Адольфо Биой Касарес
Воспоминание об отдыхе в горах
Телеграмму в «Гранд-отель», чтобы забронировать номера, один – для Виолеты, другой – для себя, я отправлял сам, потому-то и был так взбешен, когда консьерж невозмутимо повторил: «Как вы и просили, мы подготовили один номер». Что обо мне подумает моя подруга? Как смогу убедить ее, что сделал это безо всякой задней мысли, что не воспользовался ее доверчивостью и что не заманиваю ее в западню? Положение не из легких. «Гранд-отель» – переполнен; поселить даму в каком-то дешевом отелишке – против моих правил. Уехать самому – все равно что сразу отказаться, не столько от некоей надежды, пусть и призрачной, сколько от возможности пусть недолго, но отдохнуть в горах. Я уже хотел было крикнуть, чтобы они разыскали телеграмму, как Виолета сказала ласково:
– Мне не страшно остаться с тобой в одной комнате. А тебе?
Я опешил, пролепетал «спасибо» и более ее не слушал: бросился бежать по коридору, прочь от Виолеты и консьержа. Ясней всего в этот миг мне представлялось лишь омерзительно большое ложе в номере; но я ошибся: это была широкая комната с двумя узкими кроватями у стен – Боже мой! – метрах в четырех-пяти друг от друга. Спальню отеля все это напоминало мало, скорее уж спальню какой-нибудь виллы.
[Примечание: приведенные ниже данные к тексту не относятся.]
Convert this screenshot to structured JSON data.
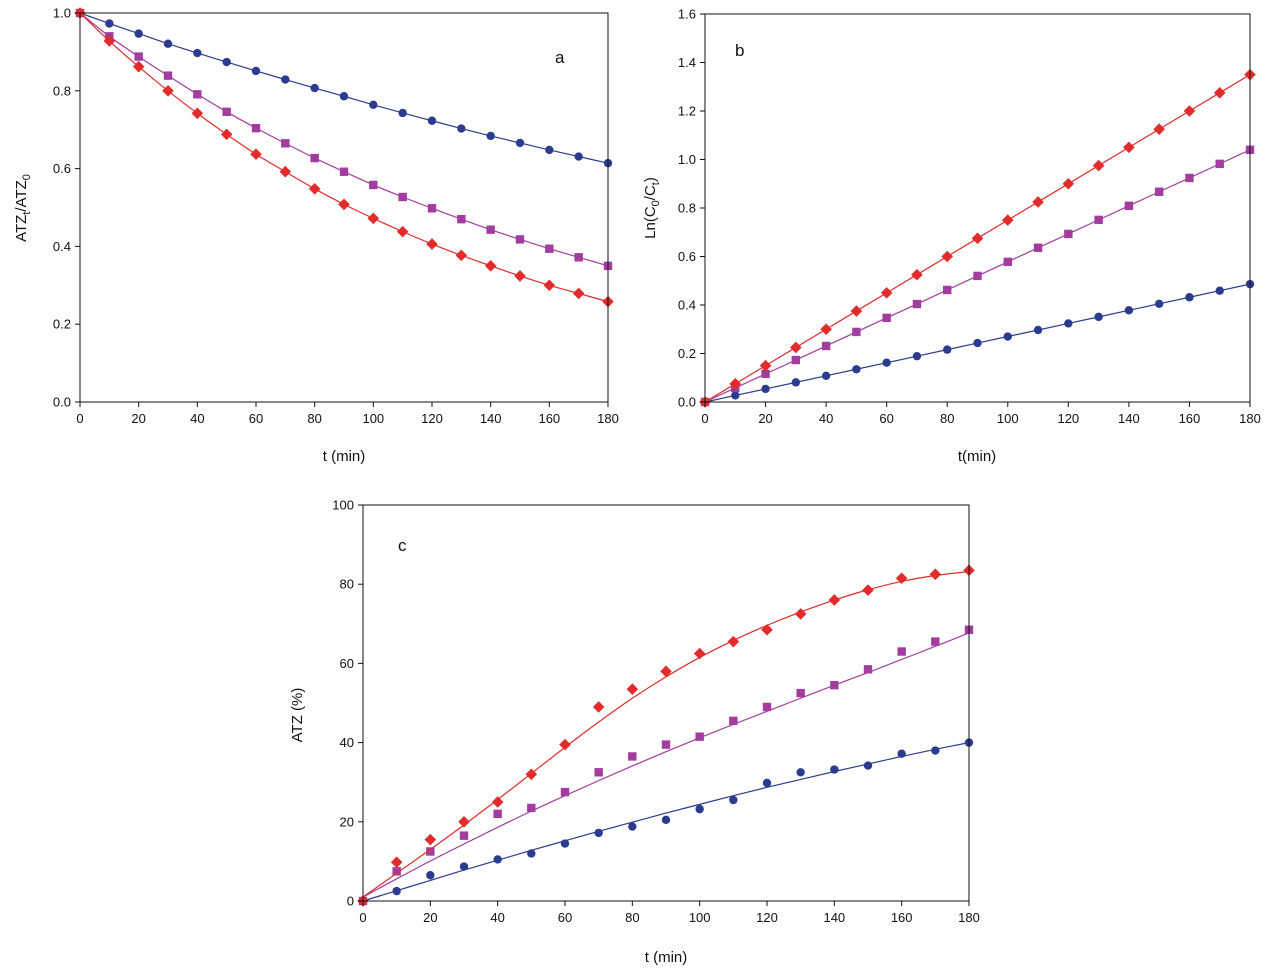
{
  "colors": {
    "blue": "#2b3c8f",
    "magenta": "#a23c9f",
    "red": "#e22b2b",
    "axis": "#111111"
  },
  "chart_data": [
    {
      "type": "line",
      "panel": "a",
      "xlabel": "t (min)",
      "ylabel": {
        "base": "ATZ",
        "sub1": "t",
        "mid": "/ATZ",
        "sub2": "0"
      },
      "xlim": [
        0,
        180
      ],
      "ylim": [
        0.0,
        1.0
      ],
      "xticks": [
        0,
        20,
        40,
        60,
        80,
        100,
        120,
        140,
        160,
        180
      ],
      "yticks": [
        0.0,
        0.2,
        0.4,
        0.6,
        0.8,
        1.0
      ],
      "x_tick_labels": [
        "0",
        "20",
        "40",
        "60",
        "80",
        "100",
        "120",
        "140",
        "160",
        "180"
      ],
      "y_tick_labels": [
        "0.0",
        "0.2",
        "0.4",
        "0.6",
        "0.8",
        "1.0"
      ],
      "x": [
        0,
        10,
        20,
        30,
        40,
        50,
        60,
        70,
        80,
        90,
        100,
        110,
        120,
        130,
        140,
        150,
        160,
        170,
        180
      ],
      "series": [
        {
          "name": "blue-circles",
          "marker": "circle",
          "color": "#2b3c8f",
          "values": [
            1.0,
            0.973,
            0.947,
            0.921,
            0.897,
            0.874,
            0.851,
            0.829,
            0.807,
            0.786,
            0.764,
            0.743,
            0.723,
            0.703,
            0.684,
            0.666,
            0.648,
            0.631,
            0.614
          ]
        },
        {
          "name": "magenta-squares",
          "marker": "square",
          "color": "#a23c9f",
          "values": [
            1.0,
            0.94,
            0.888,
            0.839,
            0.791,
            0.746,
            0.704,
            0.665,
            0.627,
            0.592,
            0.558,
            0.527,
            0.498,
            0.47,
            0.443,
            0.418,
            0.394,
            0.372,
            0.35
          ]
        },
        {
          "name": "red-diamonds",
          "marker": "diamond",
          "color": "#e22b2b",
          "values": [
            1.0,
            0.928,
            0.862,
            0.8,
            0.742,
            0.688,
            0.637,
            0.592,
            0.548,
            0.508,
            0.472,
            0.438,
            0.406,
            0.377,
            0.35,
            0.324,
            0.3,
            0.279,
            0.258
          ]
        }
      ]
    },
    {
      "type": "line",
      "panel": "b",
      "xlabel": "t(min)",
      "ylabel": {
        "base": "Ln(C",
        "sub1": "0",
        "mid": "/C",
        "sub2": "t",
        "end": ")"
      },
      "xlim": [
        0,
        180
      ],
      "ylim": [
        0.0,
        1.6
      ],
      "xticks": [
        0,
        20,
        40,
        60,
        80,
        100,
        120,
        140,
        160,
        180
      ],
      "yticks": [
        0.0,
        0.2,
        0.4,
        0.6,
        0.8,
        1.0,
        1.2,
        1.4,
        1.6
      ],
      "x_tick_labels": [
        "0",
        "20",
        "40",
        "60",
        "80",
        "100",
        "120",
        "140",
        "160",
        "180"
      ],
      "y_tick_labels": [
        "0.0",
        "0.2",
        "0.4",
        "0.6",
        "0.8",
        "1.0",
        "1.2",
        "1.4",
        "1.6"
      ],
      "x": [
        0,
        10,
        20,
        30,
        40,
        50,
        60,
        70,
        80,
        90,
        100,
        110,
        120,
        130,
        140,
        150,
        160,
        170,
        180
      ],
      "series": [
        {
          "name": "blue-circles",
          "marker": "circle",
          "color": "#2b3c8f",
          "values": [
            0.0,
            0.027,
            0.054,
            0.081,
            0.108,
            0.135,
            0.162,
            0.189,
            0.216,
            0.243,
            0.27,
            0.297,
            0.324,
            0.351,
            0.378,
            0.405,
            0.432,
            0.459,
            0.486
          ]
        },
        {
          "name": "magenta-squares",
          "marker": "square",
          "color": "#a23c9f",
          "values": [
            0.0,
            0.058,
            0.116,
            0.173,
            0.231,
            0.289,
            0.347,
            0.404,
            0.462,
            0.52,
            0.578,
            0.636,
            0.693,
            0.751,
            0.809,
            0.867,
            0.924,
            0.982,
            1.04
          ]
        },
        {
          "name": "red-diamonds",
          "marker": "diamond",
          "color": "#e22b2b",
          "values": [
            0.0,
            0.075,
            0.15,
            0.225,
            0.3,
            0.375,
            0.45,
            0.525,
            0.6,
            0.675,
            0.75,
            0.825,
            0.9,
            0.975,
            1.05,
            1.125,
            1.2,
            1.275,
            1.35
          ]
        }
      ]
    },
    {
      "type": "scatter",
      "panel": "c",
      "xlabel": "t (min)",
      "ylabel": {
        "base": "ATZ (%)"
      },
      "xlim": [
        0,
        180
      ],
      "ylim": [
        0,
        100
      ],
      "xticks": [
        0,
        20,
        40,
        60,
        80,
        100,
        120,
        140,
        160,
        180
      ],
      "yticks": [
        0,
        20,
        40,
        60,
        80,
        100
      ],
      "x_tick_labels": [
        "0",
        "20",
        "40",
        "60",
        "80",
        "100",
        "120",
        "140",
        "160",
        "180"
      ],
      "y_tick_labels": [
        "0",
        "20",
        "40",
        "60",
        "80",
        "100"
      ],
      "x": [
        0,
        10,
        20,
        30,
        40,
        50,
        60,
        70,
        80,
        90,
        100,
        110,
        120,
        130,
        140,
        150,
        160,
        170,
        180
      ],
      "series": [
        {
          "name": "blue-circles",
          "marker": "circle",
          "color": "#2b3c8f",
          "values": [
            0,
            2.5,
            6.5,
            8.7,
            10.5,
            12.0,
            14.5,
            17.2,
            18.8,
            20.5,
            23.2,
            25.5,
            29.8,
            32.5,
            33.2,
            34.2,
            37.2,
            38.0,
            40.0
          ],
          "fit": [
            0,
            2.6,
            5.2,
            7.8,
            10.3,
            12.8,
            15.2,
            17.6,
            19.9,
            22.2,
            24.4,
            26.6,
            28.7,
            30.7,
            32.7,
            34.6,
            36.5,
            38.3,
            40.0
          ]
        },
        {
          "name": "magenta-squares",
          "marker": "square",
          "color": "#a23c9f",
          "values": [
            0,
            7.5,
            12.5,
            16.5,
            22.0,
            23.5,
            27.5,
            32.5,
            36.5,
            39.5,
            41.5,
            45.5,
            49.0,
            52.5,
            54.5,
            58.5,
            63.0,
            65.5,
            68.5
          ],
          "fit": [
            1,
            5.6,
            10.1,
            14.4,
            18.6,
            22.7,
            26.6,
            30.4,
            34.1,
            37.7,
            41.2,
            44.6,
            47.9,
            51.2,
            54.5,
            57.7,
            61.0,
            64.3,
            67.7
          ]
        },
        {
          "name": "red-diamonds",
          "marker": "diamond",
          "color": "#e22b2b",
          "values": [
            0,
            9.8,
            15.5,
            20.0,
            25.0,
            32.0,
            39.5,
            49.0,
            53.5,
            58.0,
            62.5,
            65.5,
            68.5,
            72.5,
            76.0,
            78.5,
            81.5,
            82.5,
            83.5
          ],
          "fit": [
            1,
            7.0,
            13.0,
            19.2,
            25.6,
            32.2,
            38.8,
            45.2,
            51.2,
            56.6,
            61.5,
            65.8,
            69.6,
            73.0,
            76.0,
            78.6,
            80.7,
            82.2,
            83.2
          ]
        }
      ]
    }
  ]
}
Ну можете представить себе: этакую домину в сотню комнат для громадной семьи. В первые же минуты кто-то, кто придирчиво осматривал бы комнату, быть может, и увидел ковер непонятной расцветки, безбрежный как море, нескладные стулья с кретоновой обивкой, короткие допотопные кровати и сероватую душевую, но мне, сопровождавшему даму, предмет поклонения и любви, все – и вещи, и дом, и весь мир – показалось чудесным и восхитительным. Консьерж отпер дверь нашего номера, мы остались наедине, и я подумал: «Сейчас в моей жизни что-то должно произойти, нечто важное и незабываемое».
Виолета, ее муж Хавьер и я давно задумали это путешествие. Однажды он сказал мне:
– На зимних каникулах Виолета собирается в Кордову 1, я с ней поехать не смогу. А ты?
Это был не просто вопрос.
Помнится, в тот вечер мы горячо спорили об истине. Хавьер утверждал, что истина – абсолютна и едина, я доказывал – относительна. Поскольку все логические выкладки в основном были использованы, я готов был уже поссориться, и тогда мы перешли к обсуждению поездки. Его доводы, ехать мне или нет вместе с Виолетой, и мои – прямо противоположны, но те и другие – великолепны.
Хавьер считал, что Виолете со мной – как за каменной стеной. Я люблю ее – значит, буду заботиться о ней. Я ревнив – значит, буду блюсти ее честь. Он полагал: жена души в нем не чает – значит, у меня никаких– надежд. Мы выглядели довольно странно: я – слишком влюбленный, чтобы пускаться во все тяжкие с его женой, она – оживленная и счастливая меж двух мужчин, пленительная, сияющая и безгрешная. Без сомнения, Хавьер прекрасно знал и действующих лиц этого спектакля, и саму постановку, потому так смело смотрел правде в глаза, но только с одной стороны, мне же истина виделась с разных. Он подтвердил, что я прав. (Боже мой! В чем же? Если все в этом мире относительно, в чем же я прав? Какую особую тайну я знаю?) Я знаю, или, по крайней мере, подозреваю, что однажды женщина, как созревший плод, падает прямо в руки настойчивого возлюбленного. Разумеется, никто не должен изводить себя излишним постоянством и верностью. Но все-таки женщины созревают и падают, жизнь берет свое, и когда к ним приходит час великой усталости, мы становимся их спасительной каменной стеной, а когда к ним приходит час сомнения, мы превращаемся в генералов, ведущих свои войска в наступление. К тому же мне казалось, что я, как всякий генерал, бдительно охраняю свои позиции. И с каким успехом? Время от времени я посвящал Виолету в детали моих похождений с другими женщинами. Она всегда внимательно выслушивала и только потом (много позже и только наедине) отпускала на их счет саркастические замечания. В этих задушевных беседах скрытно я признавался ей в любви. А Виолета (все-таки более нежная, чем ехидная) при каждом удобном случае убеждала меня в справедливости своей оценки моей новой подружки; что до меня, то я казался ей сатиром, каким и был на самом деле, помесью двух животных, весьма нелепой. В конце беседы я обнаруживал невосполнимые потери, – все: личность, устремления, взгляды на жизнь – все сплошное недоразумение и ошибка, но я не отчаивался, ведь рядом была Виолета. Кто не знает ее, тот меня и не поймет.